The Path Forward: From Niche to Mainstream
Enhanced geothermal systems are at a critical juncture. The technology works. The costs are falling. The demand is there. But the financing remains stuck.
What will it take to unlock the capital? Four things, at minimum.
First, sustained public investment in demonstration projects. The U.S. DOE's $84 million in funding for four pilot EGS demonstration projects is a start, but it is not enough. Germany's model of 50 to 100 percent funding for high-risk first wells under exploration initiatives offers a template. Public money must absorb the early-stage risk that private capital cannot stomach.
Second, risk mitigation instruments that cover exploration and drilling risk. Geothermal insurance, loan guarantees, and drilling risk funds must become standard features of the financing landscape, not experimental programs. The European Geothermal Risk Mitigation Insurance, inspired by models in Germany and France, is a step in the right direction.
Third, policy frameworks that recognize geothermal's unique attributes. Power purchase prices must reflect the dispatchability and lack of greenhouse gas emissions of geothermal power. Permitting must be streamlined. Geothermal must be included in decarbonization plans and provided the same level of financial support that goes to other renewable energy sources.

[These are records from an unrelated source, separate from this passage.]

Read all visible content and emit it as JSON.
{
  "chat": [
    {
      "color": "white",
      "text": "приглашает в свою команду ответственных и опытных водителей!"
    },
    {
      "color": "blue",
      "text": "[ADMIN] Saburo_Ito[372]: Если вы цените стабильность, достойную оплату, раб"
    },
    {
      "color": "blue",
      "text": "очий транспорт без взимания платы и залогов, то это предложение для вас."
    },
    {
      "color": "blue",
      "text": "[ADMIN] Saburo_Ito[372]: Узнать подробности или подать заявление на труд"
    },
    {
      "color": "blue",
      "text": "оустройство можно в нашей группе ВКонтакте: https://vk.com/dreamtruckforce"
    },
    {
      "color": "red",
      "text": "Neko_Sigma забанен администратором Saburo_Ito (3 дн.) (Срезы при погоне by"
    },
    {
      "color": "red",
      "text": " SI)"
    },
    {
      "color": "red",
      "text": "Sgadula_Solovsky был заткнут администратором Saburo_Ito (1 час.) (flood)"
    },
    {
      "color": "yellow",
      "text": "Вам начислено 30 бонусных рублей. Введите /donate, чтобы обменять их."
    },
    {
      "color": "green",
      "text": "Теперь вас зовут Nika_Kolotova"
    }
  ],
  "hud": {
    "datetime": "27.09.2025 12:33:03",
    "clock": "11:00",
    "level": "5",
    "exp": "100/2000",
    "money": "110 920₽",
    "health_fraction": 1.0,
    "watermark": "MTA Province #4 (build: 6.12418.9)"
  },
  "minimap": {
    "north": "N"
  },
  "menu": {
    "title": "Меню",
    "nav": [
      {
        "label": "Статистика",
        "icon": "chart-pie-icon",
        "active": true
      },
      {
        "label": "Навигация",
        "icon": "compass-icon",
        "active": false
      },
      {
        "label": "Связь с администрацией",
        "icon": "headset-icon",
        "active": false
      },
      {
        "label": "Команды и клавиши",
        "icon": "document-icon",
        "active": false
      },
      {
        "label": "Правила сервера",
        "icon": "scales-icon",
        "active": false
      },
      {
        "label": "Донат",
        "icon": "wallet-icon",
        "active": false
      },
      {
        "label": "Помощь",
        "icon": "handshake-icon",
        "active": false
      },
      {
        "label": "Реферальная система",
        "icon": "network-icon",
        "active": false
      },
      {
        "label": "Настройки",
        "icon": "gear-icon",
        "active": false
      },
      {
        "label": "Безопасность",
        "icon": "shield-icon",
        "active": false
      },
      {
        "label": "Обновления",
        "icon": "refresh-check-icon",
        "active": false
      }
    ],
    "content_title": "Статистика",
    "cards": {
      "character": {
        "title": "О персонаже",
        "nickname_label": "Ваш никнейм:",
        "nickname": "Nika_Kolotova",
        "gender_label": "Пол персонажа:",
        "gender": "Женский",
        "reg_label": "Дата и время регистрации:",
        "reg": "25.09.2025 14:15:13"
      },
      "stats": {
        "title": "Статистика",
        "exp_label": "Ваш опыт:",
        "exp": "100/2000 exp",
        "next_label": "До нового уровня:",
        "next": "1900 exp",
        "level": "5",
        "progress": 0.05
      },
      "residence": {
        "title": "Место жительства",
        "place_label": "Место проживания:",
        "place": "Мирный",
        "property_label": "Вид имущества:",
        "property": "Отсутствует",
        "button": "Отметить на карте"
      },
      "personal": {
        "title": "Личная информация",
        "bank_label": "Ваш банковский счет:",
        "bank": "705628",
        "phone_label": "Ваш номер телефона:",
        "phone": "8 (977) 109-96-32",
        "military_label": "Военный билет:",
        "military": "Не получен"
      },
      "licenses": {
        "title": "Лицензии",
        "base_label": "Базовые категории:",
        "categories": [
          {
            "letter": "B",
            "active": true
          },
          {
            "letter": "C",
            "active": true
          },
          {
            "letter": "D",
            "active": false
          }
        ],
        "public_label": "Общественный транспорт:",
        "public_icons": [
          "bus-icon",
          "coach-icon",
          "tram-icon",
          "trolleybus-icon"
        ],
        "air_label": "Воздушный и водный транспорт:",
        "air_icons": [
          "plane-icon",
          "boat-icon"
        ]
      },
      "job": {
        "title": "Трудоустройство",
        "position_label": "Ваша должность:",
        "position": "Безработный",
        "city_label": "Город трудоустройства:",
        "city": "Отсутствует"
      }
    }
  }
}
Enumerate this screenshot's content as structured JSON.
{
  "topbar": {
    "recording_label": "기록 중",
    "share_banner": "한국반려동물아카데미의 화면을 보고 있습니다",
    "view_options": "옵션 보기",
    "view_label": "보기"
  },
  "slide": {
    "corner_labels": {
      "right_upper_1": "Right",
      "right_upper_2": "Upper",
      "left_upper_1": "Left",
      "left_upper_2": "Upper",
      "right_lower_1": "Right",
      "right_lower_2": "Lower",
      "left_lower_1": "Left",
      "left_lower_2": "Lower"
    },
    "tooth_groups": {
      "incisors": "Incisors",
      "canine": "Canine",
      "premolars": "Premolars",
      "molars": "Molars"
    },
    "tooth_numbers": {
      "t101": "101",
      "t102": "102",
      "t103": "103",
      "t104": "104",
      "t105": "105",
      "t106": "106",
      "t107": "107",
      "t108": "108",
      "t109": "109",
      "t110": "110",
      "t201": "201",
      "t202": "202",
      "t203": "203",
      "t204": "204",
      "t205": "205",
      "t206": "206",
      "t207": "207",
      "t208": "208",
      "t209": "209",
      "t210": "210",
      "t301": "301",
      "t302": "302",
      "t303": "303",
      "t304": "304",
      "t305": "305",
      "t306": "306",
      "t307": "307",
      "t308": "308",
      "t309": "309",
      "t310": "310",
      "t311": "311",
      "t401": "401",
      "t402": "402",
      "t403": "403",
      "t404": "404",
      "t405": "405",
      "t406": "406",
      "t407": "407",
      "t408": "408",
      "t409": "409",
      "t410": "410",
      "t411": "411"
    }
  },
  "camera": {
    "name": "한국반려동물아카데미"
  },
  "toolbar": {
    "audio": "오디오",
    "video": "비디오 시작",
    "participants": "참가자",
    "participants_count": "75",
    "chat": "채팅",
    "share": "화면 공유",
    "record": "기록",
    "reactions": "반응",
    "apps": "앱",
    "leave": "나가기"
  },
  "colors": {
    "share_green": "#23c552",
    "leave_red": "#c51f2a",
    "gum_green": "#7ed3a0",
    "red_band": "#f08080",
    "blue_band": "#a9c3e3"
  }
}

Fourth, and perhaps most importantly, the creation of a track record. Fervo's Cape Station is critical not just for the power it will generate, but for the data it will produce. Unlike wind and solar, EGS still faces hurdles in securing low-cost financing due to limited long-term reservoir performance data. Every successful project, every well that performs as expected, every reservoir that maintains its temperature—these are the data points that will eventually convince lenders that geothermal risk is manageable.
Conclusion: The Heat Is On
Enhanced geothermal systems represent one of the most promising clean energy technologies of the 21st century. They offer firm, dispatchable, carbon-free power in locations where traditional geothermal is not available. They leverage the skills and technologies of the oil and gas industry. They are on a cost trajectory that could make them competitive with fossil fuels within a decade.
But none of this will matter if the financing does not materialize. The barriers are not trivial: high upfront costs, subsurface uncertainty, limited operational history, and a policy landscape that has historically favored other technologies. The cost of capital trap is real, and it is keeping EGS from achieving the scale it needs.
The good news is that the barriers are not insurmountable. Fervo's $421 million financing package proves that non-recourse project finance is possible for EGS. Corporate buyers are signing long-term contracts. Governments are beginning to take notice. Risk mitigation instruments are emerging. The trajectory is positive, but the pace remains too slow.
Geothermal could meet as much as 15 percent of global electricity growth through 2050, while also providing heat to industry and buildings. That is a prize worth pursuing. But capturing it will require more than technological breakthroughs. It will require financial innovation, policy commitment, and a willingness to take calculated risks on a technology that has been overlooked for too long.
The heat is beneath our feet. The question is whether we can find the capital to bring it to the surface.